《意識と無意識》
“汝自信を知れ”
“汝、はたして、何を知れるや”
今日は、徹底して現代人はいかに「自分のことを知らないか。」について、お話したい。
ソクラテスよりも、もっと昔にインドにウパニシヤドという聖典があります。
インドの数千年前のその本には、天地創造の主が、人間を作りその肉体に無数の穴をあけた。毛穴とか汗の穴とか、穴は外へ向かってあいています。
人間は外側のことは、解っても自分の内側のことは解っていない。かんじんな自分のことを解っていないということも、分かっていない。
そのことを分かってほしい。大昔から人間は外側のみ理解し、内側は分かりません。
“私の心”の分かっている部分を意識といいます。
分かっていない隠れている部分を無意識、潜在意識といいます。
意識と無意識の境界のところに、半意識というものがある。電話番号を思い出せずに「エエッート」と考える所です。努力したら思いだす部分を半意識といいます。
心のほどんどは、意識できない世界。では、意識できる世界は心全体のどれ位かといいますと、わずかに一割程度、これは心理学の常識です。ある学者にいわせると1/20という人もいます。せいぜい解っても一割程度だというのです。
外界のことに関して、人智はひらけています。常々感心していますのは気象衛星ヒマワリです。茶の間にいて、地球の外側から地球を見ているわけです。
人間のやることは本当に凄い。
ところが、心のことになると分かっていることが、たったの一割程度です。南氷洋や北氷洋に浮かぶ、氷山。あれと同じです。あれは、頭の上がチョットでているだけであとは海の中。海中の方が八〇%から九〇%です。一割程度しか分からない。へーぇそんなものかなと思われるでしょう。
夢というのは、何かというと、無意識の世界から意識の世界へ出てきたイメージのことを夢といいます。
大学の精神科の先生は毎日、見た夢の記録を取らせます。毎日記録させるわけです。
無意識のなかにどんな情念があるか探るのです。これを夢の分析といいます。精神科医の大きな仕事のひとつです。何故そんな夢を見たのかを、それを手がかりにしてその人の無意識層を探るのです。
私たちは、夜中にふっと目を覚ますことがあります。二時三時です。
明朝早起きしなくちゃと思うとします。
意識では、眠ろうとするのに目が冴えて眠れない。誰にも経験のあることです。眠れないのはなぜかというと、私たちの中の無意識が興奮しているからです。

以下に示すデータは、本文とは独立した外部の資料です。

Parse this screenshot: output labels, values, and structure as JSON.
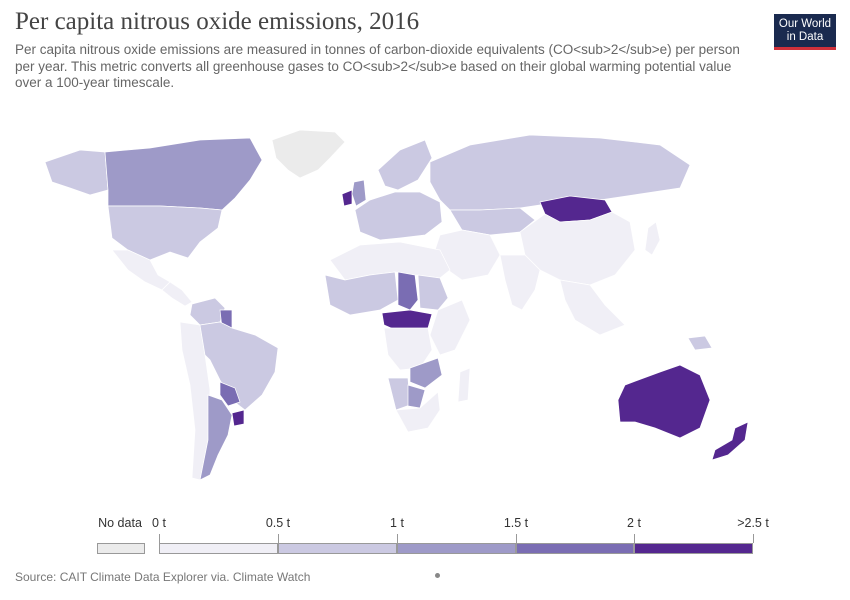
{
  "header": {
    "title": "Per capita nitrous oxide emissions, 2016",
    "subtitle": "Per capita nitrous oxide emissions are measured in tonnes of carbon-dioxide equivalents (CO<sub>2</sub>e) per person per year. This metric converts all greenhouse gases to CO<sub>2</sub>e based on their global warming potential value over a 100-year timescale."
  },
  "logo": {
    "line1": "Our World",
    "line2": "in Data",
    "bg": "#1a2a4f",
    "accent": "#d0303a"
  },
  "legend": {
    "no_data_label": "No data",
    "no_data_color": "#ebebeb",
    "bins": [
      {
        "label": "0 t",
        "color": "#f0eff6"
      },
      {
        "label": "0.5 t",
        "color": "#cbc9e2"
      },
      {
        "label": "1 t",
        "color": "#9e9ac8"
      },
      {
        "label": "1.5 t",
        "color": "#7a6db3"
      },
      {
        "label": "2 t",
        "color": "#54278f"
      }
    ],
    "end_label": ">2.5 t"
  },
  "regions": [
    {
      "name": "greenland",
      "color": "#ebebeb"
    },
    {
      "name": "canada",
      "color": "#9e9ac8"
    },
    {
      "name": "alaska",
      "color": "#cbc9e2"
    },
    {
      "name": "usa",
      "color": "#cbc9e2"
    },
    {
      "name": "mexico",
      "color": "#f0eff6"
    },
    {
      "name": "central-america",
      "color": "#f0eff6"
    },
    {
      "name": "brazil",
      "color": "#cbc9e2"
    },
    {
      "name": "south-america-west",
      "color": "#f0eff6"
    },
    {
      "name": "argentina",
      "color": "#9e9ac8"
    },
    {
      "name": "paraguay",
      "color": "#7a6db3"
    },
    {
      "name": "uruguay",
      "color": "#54278f"
    },
    {
      "name": "venezuela",
      "color": "#cbc9e2"
    },
    {
      "name": "guyana",
      "color": "#7a6db3"
    },
    {
      "name": "europe-west",
      "color": "#cbc9e2"
    },
    {
      "name": "ireland",
      "color": "#54278f"
    },
    {
      "name": "uk",
      "color": "#9e9ac8"
    },
    {
      "name": "scandinavia",
      "color": "#cbc9e2"
    },
    {
      "name": "russia",
      "color": "#cbc9e2"
    },
    {
      "name": "kazakhstan",
      "color": "#cbc9e2"
    },
    {
      "name": "mongolia",
      "color": "#54278f"
    },
    {
      "name": "china",
      "color": "#f0eff6"
    },
    {
      "name": "india",
      "color": "#f0eff6"
    },
    {
      "name": "middle-east",
      "color": "#f0eff6"
    },
    {
      "name": "southeast-asia",
      "color": "#f0eff6"
    },
    {
      "name": "north-africa",
      "color": "#f0eff6"
    },
    {
      "name": "west-africa",
      "color": "#cbc9e2"
    },
    {
      "name": "chad",
      "color": "#7a6db3"
    },
    {
      "name": "central-african-rep",
      "color": "#54278f"
    },
    {
      "name": "sudan",
      "color": "#cbc9e2"
    },
    {
      "name": "east-africa",
      "color": "#f0eff6"
    },
    {
      "name": "central-africa",
      "color": "#f0eff6"
    },
    {
      "name": "zambia",
      "color": "#9e9ac8"
    },
    {
      "name": "botswana",
      "color": "#9e9ac8"
    },
    {
      "name": "namibia",
      "color": "#cbc9e2"
    },
    {
      "name": "southern-africa",
      "color": "#f0eff6"
    },
    {
      "name": "madagascar",
      "color": "#f0eff6"
    },
    {
      "name": "australia",
      "color": "#54278f"
    },
    {
      "name": "new-zealand",
      "color": "#54278f"
    },
    {
      "name": "papua-new-guinea",
      "color": "#cbc9e2"
    },
    {
      "name": "japan",
      "color": "#f0eff6"
    }
  ],
  "footer": {
    "source": "Source: CAIT Climate Data Explorer via. Climate Watch"
  }
}
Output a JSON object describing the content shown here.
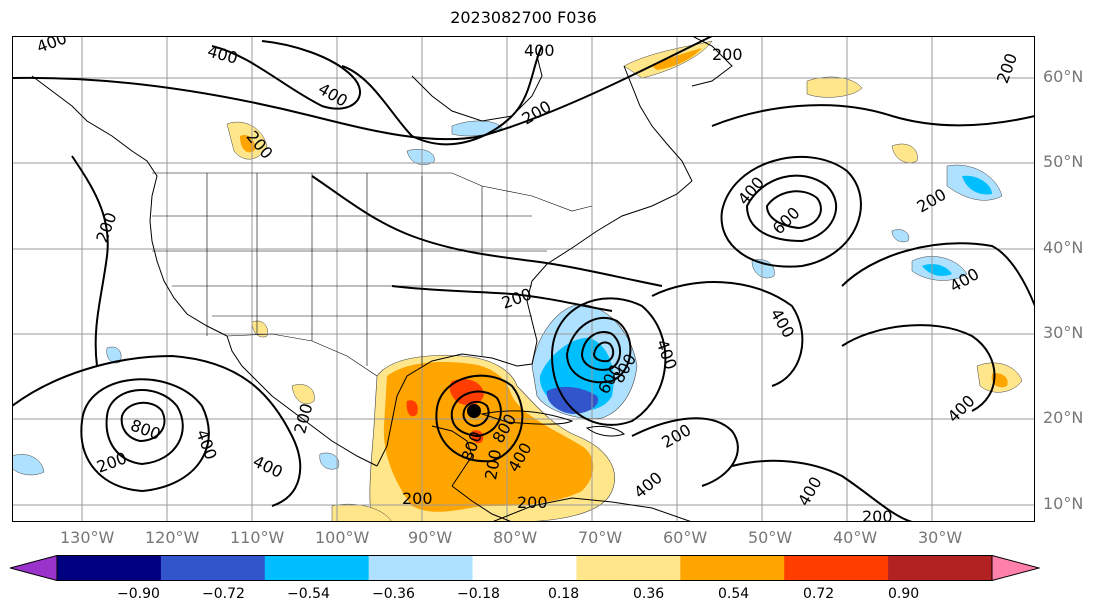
{
  "title": "2023082700 F036",
  "lat_labels": [
    "60°N",
    "50°N",
    "40°N",
    "30°N",
    "20°N",
    "10°N"
  ],
  "lon_labels": [
    "130°W",
    "120°W",
    "110°W",
    "100°W",
    "90°W",
    "80°W",
    "70°W",
    "60°W",
    "50°W",
    "40°W",
    "30°W"
  ],
  "colorbar": {
    "colors": [
      "#9a33cc",
      "#000080",
      "#3355cc",
      "#00bfff",
      "#aee0ff",
      "#ffffff",
      "#ffe68a",
      "#ffa500",
      "#ff3d00",
      "#b22222",
      "#ff80aa"
    ],
    "tick_labels": [
      "−0.90",
      "−0.72",
      "−0.54",
      "−0.36",
      "−0.18",
      "0.18",
      "0.36",
      "0.54",
      "0.72",
      "0.90"
    ]
  },
  "contour_labels": [
    {
      "text": "400"
    },
    {
      "text": "400"
    },
    {
      "text": "400"
    },
    {
      "text": "200"
    },
    {
      "text": "200"
    },
    {
      "text": "200"
    },
    {
      "text": "400"
    },
    {
      "text": "200"
    },
    {
      "text": "200"
    },
    {
      "text": "400"
    },
    {
      "text": "600"
    },
    {
      "text": "200"
    },
    {
      "text": "400"
    },
    {
      "text": "200"
    },
    {
      "text": "400"
    },
    {
      "text": "600"
    },
    {
      "text": "800"
    },
    {
      "text": "400"
    },
    {
      "text": "800"
    },
    {
      "text": "400"
    },
    {
      "text": "200"
    },
    {
      "text": "400"
    },
    {
      "text": "200"
    },
    {
      "text": "200"
    },
    {
      "text": "200"
    },
    {
      "text": "400"
    },
    {
      "text": "200"
    },
    {
      "text": "400"
    },
    {
      "text": "200"
    },
    {
      "text": "200"
    },
    {
      "text": "400"
    },
    {
      "text": "400"
    },
    {
      "text": "800"
    },
    {
      "text": "800"
    }
  ]
}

多勢の人の前で、改めて、あいさつをしなくちゃならない。
例えば、華やかな結婚披露宴で、このあいさつをしなくちゃならない。自分の順番が廻ってくるとドキドキする。落着けと言いきかせるがあがってしまう。思うように言葉が出てこない。
これをアガルといいます。
大事な試合、試験、アイサツなどの時は、あがってしまう。意識上は、落着かせるのに、ドキドキする。無意識層が興奮しているからです。
意識と、無意識は、対立すると、意識はかないません。もともと一割程度のエネルギーしかないのでかないません。
意識のエネルギーが二倍になりますと、無意識のエネルギーは二の二乗、四倍にふくれる。三倍に意識しますと三の二乗、九倍にふくれてしまう。意識は、無意識にかなわず、意識すればするほどかえって無意識に負けてしまうのです。
思わなければよいのですが、かえって、思ってしまう。